Hydrocephaly following fetal X irradiation.

Abstract

Ionizing radiation has its most profound effect on development during embryogenesis, particularly on the central nervous system. The neuroblast is the most radiosensitive element in the central nervous system and makes its appearance in the mouse embryo at seven days and in the human embryo on approximately the nineteenth gestation day. The most radiosensitive regions of the central nervous system change as the embryo grows and are probably related to the time lag for the appearance of these primitive neuroblast cells. Differentiation of the precursors takes place at various rates at the several sites. Thus, specific CNS anomalies depend on the age at which the embryo is exposed to x rays, rather than to the dose, although there is probably a threshold dose for each effect.
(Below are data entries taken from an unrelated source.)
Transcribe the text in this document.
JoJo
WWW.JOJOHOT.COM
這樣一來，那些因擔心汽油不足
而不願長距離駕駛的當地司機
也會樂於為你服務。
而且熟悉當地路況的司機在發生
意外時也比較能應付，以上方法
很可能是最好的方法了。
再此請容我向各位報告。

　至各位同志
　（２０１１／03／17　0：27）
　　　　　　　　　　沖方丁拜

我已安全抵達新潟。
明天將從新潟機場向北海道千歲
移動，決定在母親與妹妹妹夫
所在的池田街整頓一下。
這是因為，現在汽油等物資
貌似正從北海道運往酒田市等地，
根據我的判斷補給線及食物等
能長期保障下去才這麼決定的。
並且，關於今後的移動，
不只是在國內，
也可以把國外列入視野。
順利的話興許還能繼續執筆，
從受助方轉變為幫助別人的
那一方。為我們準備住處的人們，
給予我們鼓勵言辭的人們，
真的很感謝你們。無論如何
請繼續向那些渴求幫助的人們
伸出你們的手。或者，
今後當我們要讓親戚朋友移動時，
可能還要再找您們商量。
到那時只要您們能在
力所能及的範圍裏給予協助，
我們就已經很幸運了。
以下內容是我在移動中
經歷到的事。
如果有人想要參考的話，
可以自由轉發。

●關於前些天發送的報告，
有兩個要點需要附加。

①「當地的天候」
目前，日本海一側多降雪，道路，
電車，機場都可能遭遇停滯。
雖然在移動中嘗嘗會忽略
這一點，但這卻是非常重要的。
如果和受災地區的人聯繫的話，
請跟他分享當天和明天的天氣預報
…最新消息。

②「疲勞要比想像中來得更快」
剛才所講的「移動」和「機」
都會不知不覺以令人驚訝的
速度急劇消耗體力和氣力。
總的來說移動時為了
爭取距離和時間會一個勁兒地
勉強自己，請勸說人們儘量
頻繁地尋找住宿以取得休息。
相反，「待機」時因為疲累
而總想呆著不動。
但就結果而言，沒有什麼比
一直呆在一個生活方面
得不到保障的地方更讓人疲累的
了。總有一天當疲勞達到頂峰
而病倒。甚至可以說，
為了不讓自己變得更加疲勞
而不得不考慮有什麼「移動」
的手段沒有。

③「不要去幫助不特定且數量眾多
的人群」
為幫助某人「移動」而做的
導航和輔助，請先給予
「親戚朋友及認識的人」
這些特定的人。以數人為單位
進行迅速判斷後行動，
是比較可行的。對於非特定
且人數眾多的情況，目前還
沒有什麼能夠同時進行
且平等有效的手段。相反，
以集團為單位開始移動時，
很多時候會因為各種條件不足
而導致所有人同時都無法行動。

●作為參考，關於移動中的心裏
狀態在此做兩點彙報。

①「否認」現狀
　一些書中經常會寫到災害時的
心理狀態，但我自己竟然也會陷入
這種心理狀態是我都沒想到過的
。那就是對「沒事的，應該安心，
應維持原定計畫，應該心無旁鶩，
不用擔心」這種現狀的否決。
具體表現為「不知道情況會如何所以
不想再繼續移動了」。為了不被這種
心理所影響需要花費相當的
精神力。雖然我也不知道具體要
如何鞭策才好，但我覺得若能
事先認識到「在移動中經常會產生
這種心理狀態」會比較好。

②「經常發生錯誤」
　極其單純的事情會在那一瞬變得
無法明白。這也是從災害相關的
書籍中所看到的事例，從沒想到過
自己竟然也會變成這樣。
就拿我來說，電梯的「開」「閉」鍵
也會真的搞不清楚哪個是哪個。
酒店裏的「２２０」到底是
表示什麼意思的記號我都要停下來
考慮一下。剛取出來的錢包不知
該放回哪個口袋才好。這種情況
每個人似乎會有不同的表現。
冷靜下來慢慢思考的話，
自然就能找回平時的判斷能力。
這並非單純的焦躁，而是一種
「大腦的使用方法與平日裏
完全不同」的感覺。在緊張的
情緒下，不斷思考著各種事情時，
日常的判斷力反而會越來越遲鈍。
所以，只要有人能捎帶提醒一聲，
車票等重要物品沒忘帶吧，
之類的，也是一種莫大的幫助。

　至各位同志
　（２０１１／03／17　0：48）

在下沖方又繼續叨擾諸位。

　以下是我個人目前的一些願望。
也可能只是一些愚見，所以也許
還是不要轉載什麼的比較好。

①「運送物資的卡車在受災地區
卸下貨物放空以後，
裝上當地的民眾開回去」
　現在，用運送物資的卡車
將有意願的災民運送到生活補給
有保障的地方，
Hicks (1) and Russell (2) have described a time table of malformations from experimental data on rats and have outlined a time scale comparing durations of pregnancy in mouse, rat, and man indicating the injuries produced by radiation at a given time in each species. Although conclusive data are lacking one can assume that selectively similar radiation damage to the central nervous system during identical stages of its development in the various animals is probable. Human data are difficult to evaluate because of lack of controls and deficient and often inaccurate dose data. Such extrapolations are precarious but nevertheless suggestive. One malformation encountered in human births is hydrocephalus. The etiology of this congenital anomaly has not been completely determined. Russell (3) believes that every case of hydrocephalus is due to some form of obstruction in the cerebrospinal fluid path. None of the cases she described was a result of x irradiation. Murphy (4) and Johnson (5) have reported single cases of hydrocephaly believed to be a result of therapeutic x irradiation. Because it is believed that some cases of human hydrocephalus may be due to radiation injury to the fetus, a study was designed to determine the doses and gestation ages showing statistically significant increments in radiation-induced hydrocephaly in the mouse. A technic for quantitatively assaying the degree of hydrocephalus is described, and the possible mechanisms for the development of hydrocephalus in mice are discussed.